Michalis Vardanis

Michalis Vardanis (Greek: Μιχάλης Βαρδάνης, 1936 – 14 January 2014) was a Greek Army officer, lawyer and a major figure in the resistance against the Regime of the Colonels.

Life

Michalis Vardanis was born in the village of Apeiranthos on the Aegean island of Naxos in 1936. He entered the Hellenic Army Academy, from where he graduated in 1958 with the rank of Second Lieutenant.[1] Already during his days in the Academy, he became known for his pro-leftist views, an unusual—and dangerous—stance for an officer following the Greek Civil War. [2] At the time of the Colonels' coup d'état of 21 April 1967, Vardanis was serving as a Captain of in a tank unit in Polygyros. Following the establishment of the military regime, he became privy, through his regimental commander, of the plans for the counter-coup by King Constantine II and the royalist Army leadership. Already before the—ultimately unsuccessful—royal counter-coup broke out, however, his activity aroused suspicion and was betrayed to the Army intelligence, so that on 26 October 1967 Vardanis was dismissed from the Army.[2]

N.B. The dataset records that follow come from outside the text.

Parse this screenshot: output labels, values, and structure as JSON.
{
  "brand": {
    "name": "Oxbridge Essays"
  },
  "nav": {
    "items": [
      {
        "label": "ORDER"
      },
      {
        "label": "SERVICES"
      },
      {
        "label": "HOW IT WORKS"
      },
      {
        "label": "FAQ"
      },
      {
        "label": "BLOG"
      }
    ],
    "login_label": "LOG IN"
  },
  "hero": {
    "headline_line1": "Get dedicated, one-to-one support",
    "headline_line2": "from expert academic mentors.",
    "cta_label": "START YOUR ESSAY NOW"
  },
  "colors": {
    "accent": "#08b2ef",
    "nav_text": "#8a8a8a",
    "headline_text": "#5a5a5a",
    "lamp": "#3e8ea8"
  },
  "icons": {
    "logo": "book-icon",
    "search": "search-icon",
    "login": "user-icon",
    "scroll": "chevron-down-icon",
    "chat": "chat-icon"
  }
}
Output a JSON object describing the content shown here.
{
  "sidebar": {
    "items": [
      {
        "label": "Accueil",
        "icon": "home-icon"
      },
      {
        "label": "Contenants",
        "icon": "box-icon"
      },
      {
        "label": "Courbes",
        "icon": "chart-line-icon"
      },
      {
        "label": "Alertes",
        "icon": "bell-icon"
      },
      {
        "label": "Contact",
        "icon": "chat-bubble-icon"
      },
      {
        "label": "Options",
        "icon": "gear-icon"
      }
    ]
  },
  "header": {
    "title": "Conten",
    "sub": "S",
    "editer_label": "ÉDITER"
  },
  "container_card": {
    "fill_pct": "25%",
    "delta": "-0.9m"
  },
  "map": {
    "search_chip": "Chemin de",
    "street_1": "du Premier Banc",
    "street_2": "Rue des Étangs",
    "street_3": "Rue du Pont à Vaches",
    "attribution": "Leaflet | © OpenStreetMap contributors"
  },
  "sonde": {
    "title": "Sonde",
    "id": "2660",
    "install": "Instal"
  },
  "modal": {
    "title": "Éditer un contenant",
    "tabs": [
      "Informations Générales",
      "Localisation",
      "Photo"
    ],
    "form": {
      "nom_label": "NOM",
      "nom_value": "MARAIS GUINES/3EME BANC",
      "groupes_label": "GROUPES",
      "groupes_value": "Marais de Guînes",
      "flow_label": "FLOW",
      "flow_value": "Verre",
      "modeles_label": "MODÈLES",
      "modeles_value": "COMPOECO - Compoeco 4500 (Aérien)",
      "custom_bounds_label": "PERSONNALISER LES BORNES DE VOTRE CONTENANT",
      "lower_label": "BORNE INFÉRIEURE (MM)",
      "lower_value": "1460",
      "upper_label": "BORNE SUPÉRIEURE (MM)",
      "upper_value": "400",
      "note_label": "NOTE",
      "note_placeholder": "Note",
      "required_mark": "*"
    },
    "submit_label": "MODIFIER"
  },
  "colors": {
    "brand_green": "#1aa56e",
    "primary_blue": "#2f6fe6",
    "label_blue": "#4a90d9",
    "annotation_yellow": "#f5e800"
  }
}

Vardanis then enrolled in the Athens University Law School, and after receiving his degree worked for a few years as a lawyer. At the same time, he became active in almost every resistance group established among those in the officer corps who were ready to oppose the regime: thus he participated in Colonel Dimitrios Opropoulos' Free Greeks group, and in Wing Commander Tasos Minis' A-A-A group, for which he was arrested on 22 April 1972, along with Minis.[1][2] Released, he was re-arrested in September of the same year for his membership in the Free Greeks. Despite torture by the infamous Greek Military Police (EAT-ESA), he did not confess, and was released on 16 December.[1][2] Soon after that, he became privy to the plans for a major mutiny by the Navy, through Another dismissed Army officer, Spyros Moustaklis. After the Navy mutiny was betrayed and the abortive coup pre-empted by the junta on 25 May 1973, Vardanis was again arrested on 1 June. He was held along with Moustaklis in strict isolation for the next three months and again tortured by EAT-ESA—Moustaklis would remained crippled as a result—until the general amnesty proclaimed on 24 August 1973 by the dictator Georgios Papadopoulos in his effort to usher in a guided transition to democratic rule.[1][2]

Following the fall of the junta in 1974, he was among the signatories in the founding declaration of the Panhellenic Socialist Movement, and served a prosecution witness in the Junta Trials.[2] In 1976 he was rehabilitated and allowed to resume his career in the Army, where he continued to serve until 1990, reaching the rank of Major General (Lt. General in retirement).[1] Following his retirement, he became active in the ranks of the Communist Party of Greece, and from 1995 until 2005 was chairman of the Society of the Imprisoned and Exiled Resistance Members 1967-74.[1][2]